Altium launched its new cloud platform Altium 365, expanding its leadership and organisational capacity to drive growth and high performance for market dominance.

In the restructure, it’s separating its cloud operations from its software business and will focus on growing its market opportunity and expansion into the broader electronics ecosystem.

CEO Aram Mirkazemi says the launch of Altium 365 marks a significant turning-point in Altium’s journey, referring to this as “Altium’s Netflix moment” as it makes a hard pivot to cloud.

I put the question to my experts on The Call, Howard Coleman from TeamInvest and Gary Glover from Novus Capital, what they thought of Altium’s latest update. 

Gary thinks the restructure will be a good thing for them.

“It’s been a pretty successful business. PE ratio is on a higher end as growth stocks always tend to have a higher PE. The revenue for the year is up 10% which is good in the current market place.

“The thing I don’t like about it the most is the technical indicators on its chart. The volumes are lighter for buyers but there has been an aggressive selling since February. You need to watch the stock around $37 which is a price resistance level and look for strong volume before investing.”

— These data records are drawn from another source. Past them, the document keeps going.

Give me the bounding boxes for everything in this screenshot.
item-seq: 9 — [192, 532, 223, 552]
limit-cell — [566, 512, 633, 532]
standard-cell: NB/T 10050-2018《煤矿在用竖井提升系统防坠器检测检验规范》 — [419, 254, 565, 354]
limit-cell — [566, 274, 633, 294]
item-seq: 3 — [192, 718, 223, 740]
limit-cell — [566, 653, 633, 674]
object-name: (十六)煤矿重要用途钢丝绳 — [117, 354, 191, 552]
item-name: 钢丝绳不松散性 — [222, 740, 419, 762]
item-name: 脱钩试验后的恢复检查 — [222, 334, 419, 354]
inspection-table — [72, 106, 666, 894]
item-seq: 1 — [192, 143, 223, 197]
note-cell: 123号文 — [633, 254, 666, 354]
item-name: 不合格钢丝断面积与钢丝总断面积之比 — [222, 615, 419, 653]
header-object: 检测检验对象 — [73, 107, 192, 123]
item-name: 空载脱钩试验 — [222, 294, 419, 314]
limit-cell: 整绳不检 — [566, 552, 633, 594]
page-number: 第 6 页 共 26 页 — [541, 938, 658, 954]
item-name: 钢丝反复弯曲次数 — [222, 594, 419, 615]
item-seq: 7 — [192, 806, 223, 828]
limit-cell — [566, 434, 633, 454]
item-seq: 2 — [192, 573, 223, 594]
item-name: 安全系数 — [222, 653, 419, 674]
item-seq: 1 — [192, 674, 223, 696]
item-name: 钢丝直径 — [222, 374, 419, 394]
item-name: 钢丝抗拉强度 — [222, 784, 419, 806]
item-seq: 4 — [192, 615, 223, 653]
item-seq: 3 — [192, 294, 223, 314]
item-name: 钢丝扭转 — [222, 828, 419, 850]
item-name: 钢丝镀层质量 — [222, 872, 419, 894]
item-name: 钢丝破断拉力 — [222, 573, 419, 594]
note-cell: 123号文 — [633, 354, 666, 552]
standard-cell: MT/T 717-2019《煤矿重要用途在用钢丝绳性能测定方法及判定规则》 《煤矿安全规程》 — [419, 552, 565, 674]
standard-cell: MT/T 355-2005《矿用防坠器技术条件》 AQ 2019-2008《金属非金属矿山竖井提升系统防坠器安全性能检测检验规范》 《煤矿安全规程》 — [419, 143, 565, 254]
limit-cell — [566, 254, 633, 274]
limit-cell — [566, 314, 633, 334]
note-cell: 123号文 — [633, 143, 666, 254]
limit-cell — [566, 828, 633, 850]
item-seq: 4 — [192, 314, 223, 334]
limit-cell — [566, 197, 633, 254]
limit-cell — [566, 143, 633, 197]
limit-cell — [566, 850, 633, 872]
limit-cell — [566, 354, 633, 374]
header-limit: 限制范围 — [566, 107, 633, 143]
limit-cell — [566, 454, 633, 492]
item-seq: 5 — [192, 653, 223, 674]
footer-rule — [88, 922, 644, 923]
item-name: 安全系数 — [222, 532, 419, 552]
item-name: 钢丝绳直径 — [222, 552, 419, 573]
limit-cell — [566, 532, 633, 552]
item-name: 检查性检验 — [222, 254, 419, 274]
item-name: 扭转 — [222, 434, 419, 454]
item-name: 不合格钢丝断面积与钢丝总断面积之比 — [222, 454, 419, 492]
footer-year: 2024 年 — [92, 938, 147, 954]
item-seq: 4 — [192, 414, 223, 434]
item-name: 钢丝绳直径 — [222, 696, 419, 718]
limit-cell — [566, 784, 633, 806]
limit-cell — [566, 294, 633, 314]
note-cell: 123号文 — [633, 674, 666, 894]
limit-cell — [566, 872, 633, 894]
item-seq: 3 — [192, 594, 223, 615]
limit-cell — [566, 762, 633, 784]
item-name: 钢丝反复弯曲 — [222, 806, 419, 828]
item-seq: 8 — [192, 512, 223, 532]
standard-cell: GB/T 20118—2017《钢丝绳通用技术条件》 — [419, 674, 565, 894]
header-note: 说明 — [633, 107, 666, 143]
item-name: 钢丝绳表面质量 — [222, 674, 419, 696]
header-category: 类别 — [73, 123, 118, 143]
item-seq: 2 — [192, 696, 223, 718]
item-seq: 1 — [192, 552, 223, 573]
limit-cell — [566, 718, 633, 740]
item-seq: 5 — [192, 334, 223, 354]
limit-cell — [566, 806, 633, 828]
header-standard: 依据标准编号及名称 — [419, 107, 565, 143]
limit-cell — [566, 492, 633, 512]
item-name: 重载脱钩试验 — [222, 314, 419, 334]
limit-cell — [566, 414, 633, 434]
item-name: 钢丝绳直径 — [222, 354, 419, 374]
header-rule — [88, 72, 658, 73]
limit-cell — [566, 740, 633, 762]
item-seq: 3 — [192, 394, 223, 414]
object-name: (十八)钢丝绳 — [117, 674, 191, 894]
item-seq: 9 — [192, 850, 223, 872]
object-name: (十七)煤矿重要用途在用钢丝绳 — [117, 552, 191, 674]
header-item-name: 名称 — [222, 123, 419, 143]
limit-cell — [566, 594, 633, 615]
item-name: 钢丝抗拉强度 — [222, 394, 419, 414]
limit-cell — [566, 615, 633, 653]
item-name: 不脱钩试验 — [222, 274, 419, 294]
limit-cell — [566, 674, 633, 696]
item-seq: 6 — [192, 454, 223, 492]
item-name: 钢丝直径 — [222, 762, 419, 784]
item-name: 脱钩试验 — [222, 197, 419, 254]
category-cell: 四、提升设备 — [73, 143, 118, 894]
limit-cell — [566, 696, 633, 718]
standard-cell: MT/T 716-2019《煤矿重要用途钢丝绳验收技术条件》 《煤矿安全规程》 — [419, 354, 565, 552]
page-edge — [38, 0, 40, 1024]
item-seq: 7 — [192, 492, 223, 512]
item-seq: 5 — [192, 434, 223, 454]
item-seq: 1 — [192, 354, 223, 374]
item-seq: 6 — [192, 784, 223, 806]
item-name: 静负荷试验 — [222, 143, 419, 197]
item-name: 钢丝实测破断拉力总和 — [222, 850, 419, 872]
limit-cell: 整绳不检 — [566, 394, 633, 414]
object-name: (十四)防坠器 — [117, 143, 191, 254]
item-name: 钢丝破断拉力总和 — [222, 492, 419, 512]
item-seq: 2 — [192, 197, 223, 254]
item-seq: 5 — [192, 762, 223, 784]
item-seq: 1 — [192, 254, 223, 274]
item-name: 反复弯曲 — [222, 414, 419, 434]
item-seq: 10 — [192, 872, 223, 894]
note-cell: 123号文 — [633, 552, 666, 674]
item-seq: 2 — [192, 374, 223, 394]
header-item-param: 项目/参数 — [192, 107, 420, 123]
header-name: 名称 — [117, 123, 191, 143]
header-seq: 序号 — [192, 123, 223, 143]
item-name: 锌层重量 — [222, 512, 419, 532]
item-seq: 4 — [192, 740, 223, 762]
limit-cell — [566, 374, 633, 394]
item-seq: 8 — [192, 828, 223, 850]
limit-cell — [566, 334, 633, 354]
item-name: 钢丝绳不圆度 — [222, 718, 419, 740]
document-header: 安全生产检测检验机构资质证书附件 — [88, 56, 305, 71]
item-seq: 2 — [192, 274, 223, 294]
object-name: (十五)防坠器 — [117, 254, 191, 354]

Howard agrees with Gary and thinks it’s a really good business but trading at an incredibly high PE ratio.

“I bought a very small parcel of ALU in March when the share price and PE ratio plummeted to relatively reasonable levels. It’s got all the basic requirements of a wealth winner. It has a very strong strategic thinking board.

“I think in the long term this company will continue to do well. I would love for the share price to get down to around $25, so I can buy some more. I probably should have bought more [in March] but didn’t.”

Stock of the Week #2; Sezzle

Sezzle’s Q3 results excited the market twith underlying merchant sales up 232% YoY to $318 million. It also reiterated an annualised run rate of more than US$1 billion by the end of the year. SZL also outlined plans for expansion into the massive Indian consumer market.

On The Call, we asked Julia Lee from Burman Invest and Rod Bristow from Clime Asset Management whether they think Sezzle still has some sizzle.

Julia believes that SZL was actually conservative with its run rate guidance, saying that she expects it to be achieved next month.

“You have to be pretty impressed with the growth rates that came through… while it is in that payments space it is also exposed to retail and we’re coming up to a very busy time of year for retailers, especially in the US.”

Julia suggests that the aggressive competition in the BNPL sector is something investors should be aware of.

“PayPal, in this quarter, is going to allow its customers to pay in four instalments so [I’m] watching that very closely to see if it does eat into that buy-now-pay-later space.”

Julia says SZL is a buy but she would only allocate around half of what she normally would given the PayPal announcement. Rod is also closely watching the impact on the sector of PayPal’s 22 million customers having access to its BNPL platform but says there is a lot to like about Sezzle.

“It’s a fast follower behind Afterpay, which is the clear leader, but the opportunity in that sector is absolutely enormous. The trend away from credit cards to buy-now-pay-later is a strong driver of value and we quite like that.

“On the flipside, we haven’t seen a lot around loss rates, so that’s something we’d like to understand and what is Sezzle’s own assessment of [PayPal’s] Pay in 4 model.

Rod says at this stage SZL is a hold for him.